Hoy, todavía autovalente física y mentalmente, Elie disfruta rodeado de sus hijos, nietos y bisnietos, siempre en compañía de su querida esposa y compañera de ruta, Becky, tan saludable como él, y con quien lleva sesenta y dos felices años de matrimonio ininterrumpido.

Sus distracciones —particularmente caseras— son almuerzos semanales en familia, películas, lecturas, paseos cortos y computación. Esta última se ha convertido en una de las pasiones de Elie, y por lo mismo nunca ha dejado de estar actualizado.
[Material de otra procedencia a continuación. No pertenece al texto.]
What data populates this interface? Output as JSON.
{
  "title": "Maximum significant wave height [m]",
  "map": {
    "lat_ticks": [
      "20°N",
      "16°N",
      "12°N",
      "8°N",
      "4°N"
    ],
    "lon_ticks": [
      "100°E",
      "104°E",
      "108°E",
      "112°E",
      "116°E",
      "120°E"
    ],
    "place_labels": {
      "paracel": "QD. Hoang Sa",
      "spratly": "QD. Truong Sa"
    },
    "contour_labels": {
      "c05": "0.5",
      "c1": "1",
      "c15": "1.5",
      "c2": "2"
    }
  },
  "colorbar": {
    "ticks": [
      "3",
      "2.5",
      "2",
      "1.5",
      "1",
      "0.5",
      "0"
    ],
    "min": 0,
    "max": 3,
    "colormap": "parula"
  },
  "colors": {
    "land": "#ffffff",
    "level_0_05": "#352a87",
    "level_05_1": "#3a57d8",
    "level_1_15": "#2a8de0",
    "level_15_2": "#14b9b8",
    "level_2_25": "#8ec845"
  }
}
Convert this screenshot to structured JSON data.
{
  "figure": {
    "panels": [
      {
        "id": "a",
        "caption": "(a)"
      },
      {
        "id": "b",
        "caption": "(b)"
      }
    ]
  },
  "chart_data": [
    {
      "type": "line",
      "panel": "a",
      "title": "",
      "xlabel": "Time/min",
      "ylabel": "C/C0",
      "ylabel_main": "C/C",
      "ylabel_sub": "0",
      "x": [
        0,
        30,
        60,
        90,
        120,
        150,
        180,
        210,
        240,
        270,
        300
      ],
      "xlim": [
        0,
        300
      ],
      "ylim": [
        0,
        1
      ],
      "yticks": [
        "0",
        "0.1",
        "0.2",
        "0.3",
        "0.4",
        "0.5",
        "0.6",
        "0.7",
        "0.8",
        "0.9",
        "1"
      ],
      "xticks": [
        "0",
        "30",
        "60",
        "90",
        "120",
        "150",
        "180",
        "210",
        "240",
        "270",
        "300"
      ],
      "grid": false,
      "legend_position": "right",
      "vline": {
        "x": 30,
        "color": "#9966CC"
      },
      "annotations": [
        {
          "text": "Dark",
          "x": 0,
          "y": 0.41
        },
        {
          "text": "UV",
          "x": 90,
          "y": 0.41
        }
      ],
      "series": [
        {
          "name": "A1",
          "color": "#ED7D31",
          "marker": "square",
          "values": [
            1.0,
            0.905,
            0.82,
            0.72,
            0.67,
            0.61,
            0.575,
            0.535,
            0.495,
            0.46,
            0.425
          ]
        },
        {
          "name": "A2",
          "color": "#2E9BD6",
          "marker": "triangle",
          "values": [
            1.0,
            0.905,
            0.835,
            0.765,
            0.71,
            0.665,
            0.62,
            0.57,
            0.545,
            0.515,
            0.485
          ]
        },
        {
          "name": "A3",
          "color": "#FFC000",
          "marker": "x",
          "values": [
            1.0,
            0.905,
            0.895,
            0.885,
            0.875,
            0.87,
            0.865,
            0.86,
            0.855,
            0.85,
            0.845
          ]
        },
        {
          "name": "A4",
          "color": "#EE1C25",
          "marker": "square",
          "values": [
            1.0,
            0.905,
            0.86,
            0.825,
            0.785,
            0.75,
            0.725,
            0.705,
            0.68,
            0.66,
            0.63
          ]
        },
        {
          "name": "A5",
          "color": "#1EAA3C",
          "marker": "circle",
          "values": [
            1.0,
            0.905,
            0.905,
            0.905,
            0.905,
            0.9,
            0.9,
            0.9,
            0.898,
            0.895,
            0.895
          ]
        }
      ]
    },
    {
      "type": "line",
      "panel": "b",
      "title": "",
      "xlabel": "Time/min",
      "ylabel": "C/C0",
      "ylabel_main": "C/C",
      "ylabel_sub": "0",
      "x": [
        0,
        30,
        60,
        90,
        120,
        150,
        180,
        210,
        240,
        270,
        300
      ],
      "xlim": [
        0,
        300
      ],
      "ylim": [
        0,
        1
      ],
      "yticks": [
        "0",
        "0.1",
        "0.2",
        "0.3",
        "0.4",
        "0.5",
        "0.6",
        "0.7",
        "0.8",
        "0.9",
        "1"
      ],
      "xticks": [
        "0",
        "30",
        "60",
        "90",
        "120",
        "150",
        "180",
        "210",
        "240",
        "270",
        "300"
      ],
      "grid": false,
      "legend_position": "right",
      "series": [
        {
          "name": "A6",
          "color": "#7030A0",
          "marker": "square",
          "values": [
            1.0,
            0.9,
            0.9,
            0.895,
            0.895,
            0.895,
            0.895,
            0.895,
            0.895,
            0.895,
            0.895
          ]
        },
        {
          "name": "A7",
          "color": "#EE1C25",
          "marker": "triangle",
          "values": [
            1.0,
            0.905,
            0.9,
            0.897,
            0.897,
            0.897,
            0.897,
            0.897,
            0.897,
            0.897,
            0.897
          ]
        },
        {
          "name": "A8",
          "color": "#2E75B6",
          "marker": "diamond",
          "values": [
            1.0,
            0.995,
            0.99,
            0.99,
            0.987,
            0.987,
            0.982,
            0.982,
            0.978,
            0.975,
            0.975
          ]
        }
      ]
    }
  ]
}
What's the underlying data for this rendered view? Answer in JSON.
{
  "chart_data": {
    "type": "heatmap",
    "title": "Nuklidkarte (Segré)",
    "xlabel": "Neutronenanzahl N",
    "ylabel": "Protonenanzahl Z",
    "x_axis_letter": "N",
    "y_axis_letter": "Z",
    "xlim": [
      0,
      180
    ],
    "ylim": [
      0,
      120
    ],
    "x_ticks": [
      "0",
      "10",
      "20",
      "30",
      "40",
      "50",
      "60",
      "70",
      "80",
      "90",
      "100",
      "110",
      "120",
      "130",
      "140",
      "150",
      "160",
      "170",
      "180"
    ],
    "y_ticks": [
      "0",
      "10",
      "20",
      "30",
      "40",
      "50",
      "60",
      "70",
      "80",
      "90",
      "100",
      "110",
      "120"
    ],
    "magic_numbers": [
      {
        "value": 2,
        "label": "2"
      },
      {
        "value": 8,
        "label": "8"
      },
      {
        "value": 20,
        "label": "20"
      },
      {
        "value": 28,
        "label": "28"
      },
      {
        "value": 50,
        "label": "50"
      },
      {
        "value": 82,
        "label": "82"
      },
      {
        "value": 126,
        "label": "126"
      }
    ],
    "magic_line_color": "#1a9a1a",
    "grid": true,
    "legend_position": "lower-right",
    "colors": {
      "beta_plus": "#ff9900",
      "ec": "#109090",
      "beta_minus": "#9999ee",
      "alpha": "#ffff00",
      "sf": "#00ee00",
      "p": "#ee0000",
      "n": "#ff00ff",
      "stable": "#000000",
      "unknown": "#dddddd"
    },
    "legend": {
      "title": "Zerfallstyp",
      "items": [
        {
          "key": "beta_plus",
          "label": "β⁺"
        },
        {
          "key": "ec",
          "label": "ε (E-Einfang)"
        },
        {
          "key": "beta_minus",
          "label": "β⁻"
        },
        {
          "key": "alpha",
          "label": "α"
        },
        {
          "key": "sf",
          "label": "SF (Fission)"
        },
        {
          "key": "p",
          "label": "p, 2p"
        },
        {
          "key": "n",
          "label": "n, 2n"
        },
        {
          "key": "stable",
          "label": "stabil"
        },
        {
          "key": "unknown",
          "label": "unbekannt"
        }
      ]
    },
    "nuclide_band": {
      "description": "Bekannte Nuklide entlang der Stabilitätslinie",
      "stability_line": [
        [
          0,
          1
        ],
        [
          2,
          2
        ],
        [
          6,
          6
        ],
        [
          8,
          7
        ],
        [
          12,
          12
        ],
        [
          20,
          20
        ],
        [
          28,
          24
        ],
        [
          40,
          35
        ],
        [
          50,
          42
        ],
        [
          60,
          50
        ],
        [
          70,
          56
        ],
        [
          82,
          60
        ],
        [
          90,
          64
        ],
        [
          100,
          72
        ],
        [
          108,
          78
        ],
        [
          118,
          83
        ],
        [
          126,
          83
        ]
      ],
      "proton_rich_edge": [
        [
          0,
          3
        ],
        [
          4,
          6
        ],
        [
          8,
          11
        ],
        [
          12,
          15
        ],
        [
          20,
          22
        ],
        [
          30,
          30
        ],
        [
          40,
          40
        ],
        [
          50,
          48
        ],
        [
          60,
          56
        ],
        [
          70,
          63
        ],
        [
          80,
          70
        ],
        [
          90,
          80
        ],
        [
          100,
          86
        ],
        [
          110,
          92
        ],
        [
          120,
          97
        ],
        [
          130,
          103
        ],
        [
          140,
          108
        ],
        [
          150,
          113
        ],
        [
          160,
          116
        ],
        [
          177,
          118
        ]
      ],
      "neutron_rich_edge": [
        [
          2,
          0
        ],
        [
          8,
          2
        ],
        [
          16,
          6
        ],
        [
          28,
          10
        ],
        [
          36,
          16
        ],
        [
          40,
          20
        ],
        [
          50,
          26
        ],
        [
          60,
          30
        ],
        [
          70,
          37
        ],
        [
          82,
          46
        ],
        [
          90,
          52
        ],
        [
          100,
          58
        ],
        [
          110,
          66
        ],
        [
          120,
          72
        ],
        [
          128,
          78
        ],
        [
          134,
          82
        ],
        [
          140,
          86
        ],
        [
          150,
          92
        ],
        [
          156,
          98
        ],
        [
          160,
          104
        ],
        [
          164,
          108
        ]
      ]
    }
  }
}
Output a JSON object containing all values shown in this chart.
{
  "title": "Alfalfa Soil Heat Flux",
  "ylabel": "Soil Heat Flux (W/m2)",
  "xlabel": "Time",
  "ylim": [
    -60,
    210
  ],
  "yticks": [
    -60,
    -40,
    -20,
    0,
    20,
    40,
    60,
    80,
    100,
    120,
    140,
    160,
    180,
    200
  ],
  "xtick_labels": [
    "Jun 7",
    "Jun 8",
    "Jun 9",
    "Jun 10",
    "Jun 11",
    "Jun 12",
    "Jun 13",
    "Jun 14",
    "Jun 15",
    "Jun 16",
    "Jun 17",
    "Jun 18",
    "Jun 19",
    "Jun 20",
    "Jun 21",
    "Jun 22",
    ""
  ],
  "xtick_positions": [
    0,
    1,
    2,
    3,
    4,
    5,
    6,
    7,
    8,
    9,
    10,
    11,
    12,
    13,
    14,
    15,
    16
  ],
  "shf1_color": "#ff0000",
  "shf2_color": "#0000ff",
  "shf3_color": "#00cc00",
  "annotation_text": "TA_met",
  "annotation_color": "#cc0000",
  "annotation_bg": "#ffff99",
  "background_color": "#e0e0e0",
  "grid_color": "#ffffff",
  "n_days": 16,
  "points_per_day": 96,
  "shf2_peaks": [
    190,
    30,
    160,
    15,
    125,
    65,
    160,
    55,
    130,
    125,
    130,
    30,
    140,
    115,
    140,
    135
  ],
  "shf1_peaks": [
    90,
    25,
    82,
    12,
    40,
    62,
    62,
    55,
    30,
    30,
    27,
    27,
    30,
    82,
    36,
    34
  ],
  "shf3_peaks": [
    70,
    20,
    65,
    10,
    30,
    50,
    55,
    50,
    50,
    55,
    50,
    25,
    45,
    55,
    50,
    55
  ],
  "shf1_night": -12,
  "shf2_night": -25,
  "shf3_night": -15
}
Así pasa sus días. En tranquilidad. Después de todo, es el resultado de una nueva vida tras su liberación de los campos de exterminio; vida que, según dice, compensó con creces todos los sacrificios y esfuerzos que debió realizar en libertad y gozar de una felicidad compartida.

La sobrevivencia de Elie valió la pena, el apellido Alevy, a punto de extinguirse durante el Holocausto, tiene asegurada las próximas generaciones.